Cyber security incidents on the rise in Indian enterprises, but information security function not keeping pace

Burgess Cooper
Partner – Information & Cybersecurity, Ernst & Young

We are living in a globally connected world, fuelled by the growth in connected-devices and advances in communication technologies. The digital age and the inherent connectivity of people, devices and organizations is rapidly providing opportunities for innovation, and businesses have turned their attention to significant benefits such as creation of new products/markets and better understanding of the consumers.

While the opportunities are abundant, many organizations tend to overlook the risks associated with the digital world. After land, sea, air and space, warfare has entered the fifth domain: cyberspace. As many organizations have learnt the hard way, cyber-attacks are no longer a matter of if, but when. Cyber attackers are increasingly getting relentless and often politically motivated. As old sources of cyber threats evolve, new sources are emerging to add to the complexities for the organizations. Cyberattacks have become more sophisticated and harder to defeat over time. The nature of threats is only expected to become more complex over the next five or 10 years.

Cyber incidents and associated damages on the rise in India

According to EY’s Global Information Security Survey (GISS) 2015, which involved more than 200 Indian CIOs and CISOs, approximately 20% of respondents reported financial damages up to INR15 million due to information security incidents over the past year.

More importantly, 27% of the respondents reported that they were unaware of the extent of financial damage due to information security incidents. This combined with the fact that close to 40% of respondents reported that their Security Operations Center (SOC) takes more than four hours to initiate an investigation on discovered/alerted incidents, highlights the vulnerability of Indian organizations to security incidents.

The cumulative effects of an information security incident on an organization can be huge and can affect different functions of the business. These include loss of sales and competitive advantage, loss of public trust and other legal costs.

Look within – the enemy is inside

Cyber-attacks originate from a multitude of sources, including but not limited to criminal syndicates, hacktivists, lone wolves, and external contractors among others. The Global Information Security Survey found that 70% respondents considered hacktivists and 55% considered criminal syndicates as the most likely source of attack.

However, what is astonishing is the fact that close to 50% of the survey respondents considered employees and internal contract staff as the main source of cyber-attacks. Considering the fact that these cyber criminals (employees) can spend months inside the organization and know the most vulnerable entry points, counter-measures need to be devised around areas of most value and highest risk in order to minimize the damage from cyber incidents.

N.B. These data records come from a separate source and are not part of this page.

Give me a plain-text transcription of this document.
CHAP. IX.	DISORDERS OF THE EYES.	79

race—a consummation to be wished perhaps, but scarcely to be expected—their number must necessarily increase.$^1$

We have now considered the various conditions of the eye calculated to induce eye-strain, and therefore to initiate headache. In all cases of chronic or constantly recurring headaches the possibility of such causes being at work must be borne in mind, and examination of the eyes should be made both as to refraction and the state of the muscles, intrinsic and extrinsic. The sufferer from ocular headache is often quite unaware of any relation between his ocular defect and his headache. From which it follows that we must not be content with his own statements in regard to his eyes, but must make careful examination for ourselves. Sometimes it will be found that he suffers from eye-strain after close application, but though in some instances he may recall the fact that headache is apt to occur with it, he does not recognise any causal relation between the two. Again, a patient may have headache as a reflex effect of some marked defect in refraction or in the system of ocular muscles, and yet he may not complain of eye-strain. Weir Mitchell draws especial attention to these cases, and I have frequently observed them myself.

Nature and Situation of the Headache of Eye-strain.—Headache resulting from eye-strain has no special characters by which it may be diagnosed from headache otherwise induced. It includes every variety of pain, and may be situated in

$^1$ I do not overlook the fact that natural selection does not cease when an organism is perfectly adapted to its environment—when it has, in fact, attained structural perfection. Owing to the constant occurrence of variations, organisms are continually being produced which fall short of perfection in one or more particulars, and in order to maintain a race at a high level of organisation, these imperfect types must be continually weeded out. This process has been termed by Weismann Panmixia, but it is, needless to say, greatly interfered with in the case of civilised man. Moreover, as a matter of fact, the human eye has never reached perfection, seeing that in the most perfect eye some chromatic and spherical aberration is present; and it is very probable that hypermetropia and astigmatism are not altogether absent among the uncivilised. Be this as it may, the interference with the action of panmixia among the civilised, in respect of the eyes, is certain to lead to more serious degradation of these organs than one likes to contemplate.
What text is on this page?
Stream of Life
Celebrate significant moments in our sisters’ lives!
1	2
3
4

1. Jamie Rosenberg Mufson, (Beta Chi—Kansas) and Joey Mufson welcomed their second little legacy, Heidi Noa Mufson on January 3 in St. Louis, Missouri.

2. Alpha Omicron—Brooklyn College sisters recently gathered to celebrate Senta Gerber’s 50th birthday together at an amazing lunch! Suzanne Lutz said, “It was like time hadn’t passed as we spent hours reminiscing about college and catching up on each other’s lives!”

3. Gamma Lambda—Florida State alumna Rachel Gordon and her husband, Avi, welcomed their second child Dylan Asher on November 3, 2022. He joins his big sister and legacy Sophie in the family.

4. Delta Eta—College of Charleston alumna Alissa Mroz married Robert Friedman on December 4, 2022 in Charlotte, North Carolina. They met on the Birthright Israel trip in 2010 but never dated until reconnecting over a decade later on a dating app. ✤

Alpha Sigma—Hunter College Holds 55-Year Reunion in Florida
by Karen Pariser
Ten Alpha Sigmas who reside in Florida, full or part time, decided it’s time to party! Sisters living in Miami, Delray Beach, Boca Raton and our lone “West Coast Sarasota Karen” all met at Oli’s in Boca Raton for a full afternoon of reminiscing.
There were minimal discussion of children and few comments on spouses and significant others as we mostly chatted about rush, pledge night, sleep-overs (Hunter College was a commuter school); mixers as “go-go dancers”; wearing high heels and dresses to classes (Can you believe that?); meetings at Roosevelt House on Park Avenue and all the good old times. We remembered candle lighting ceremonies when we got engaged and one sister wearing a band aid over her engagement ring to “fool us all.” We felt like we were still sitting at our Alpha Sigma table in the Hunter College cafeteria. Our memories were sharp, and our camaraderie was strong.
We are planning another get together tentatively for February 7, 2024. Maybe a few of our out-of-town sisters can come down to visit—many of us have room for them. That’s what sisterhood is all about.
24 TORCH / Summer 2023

Growing adoption of SMAC technologies brings cyber security risks

The coherence of social media, mobile, cloud and analytics (SMAC) technologies will impact the manner in which technology is consumed. While the adoption of SMAC technologies can make organizations agile and generate new revenue streams, they also have security implications due to issues around privacy and data security. Adding to this challenge is the fact that more than 40% of the survey respondents reported that they did not have a role or department in their information security function to analyse the impact of emerging technologies on information security.

More enterprises are adopting cloud computing, due to the associated benefits such as low initial investments and the ability to scale on demand. As a result, more organizations are moving data to the cloud, most likely with third parties. This leads to a loss of control and exposes sensitive organization data.

Humans are one the weakest links in cybersecurity and human error plays a significant role in security incidents. The growing proliferation of mobile devices and the advent of bring your own device (BYOD) in the workplace exposes organizations to certain risks such as exposure of corporate networks to unauthorised mobile apps, uncontrolled data sharing through file-sharing tools. This fact is validated by the Global Information Security Survey, where 33% of the respondents felt vulnerable in relation to careless or unaware employees and 28% from the use of mobile computing.

Many organizations still face issues in effectively addressing cyber-security threats

Having an effective information security function is imperative to address the threat from security incidents. The GISS 2015 found that an overwhelming 78% reported that their information security function does not meet organizational requirements and needs improvement.

Budgetary constraints and lack of skilled resources are the major reasons which impact the contribution and value that information security function provides to the organization, indicating that the situation is deteriorating, rather than improving.

Organizations will have to be on constant guard to ward off cyber threats.

The digital world does not allow any organization to feel comfortable in the area of cybersecurity threats and vulnerabilities. As the saying by Sun Tzu goes, “The more we sweat in peace, the less we bleed in war”, organizations will have to be on constant guard to respond to the evolving threat landscape.

It will be tough for organizations to be completely shielded from cyber threats in today’s testing times, but they need to do their bit to minimize the incidents or limit the extent of loss from an incident. Cybersecurity is the key to unlocking innovation and expansion. It will be hence imperative for boards and senior management to reinforce the cyber security agenda in their respective organisations.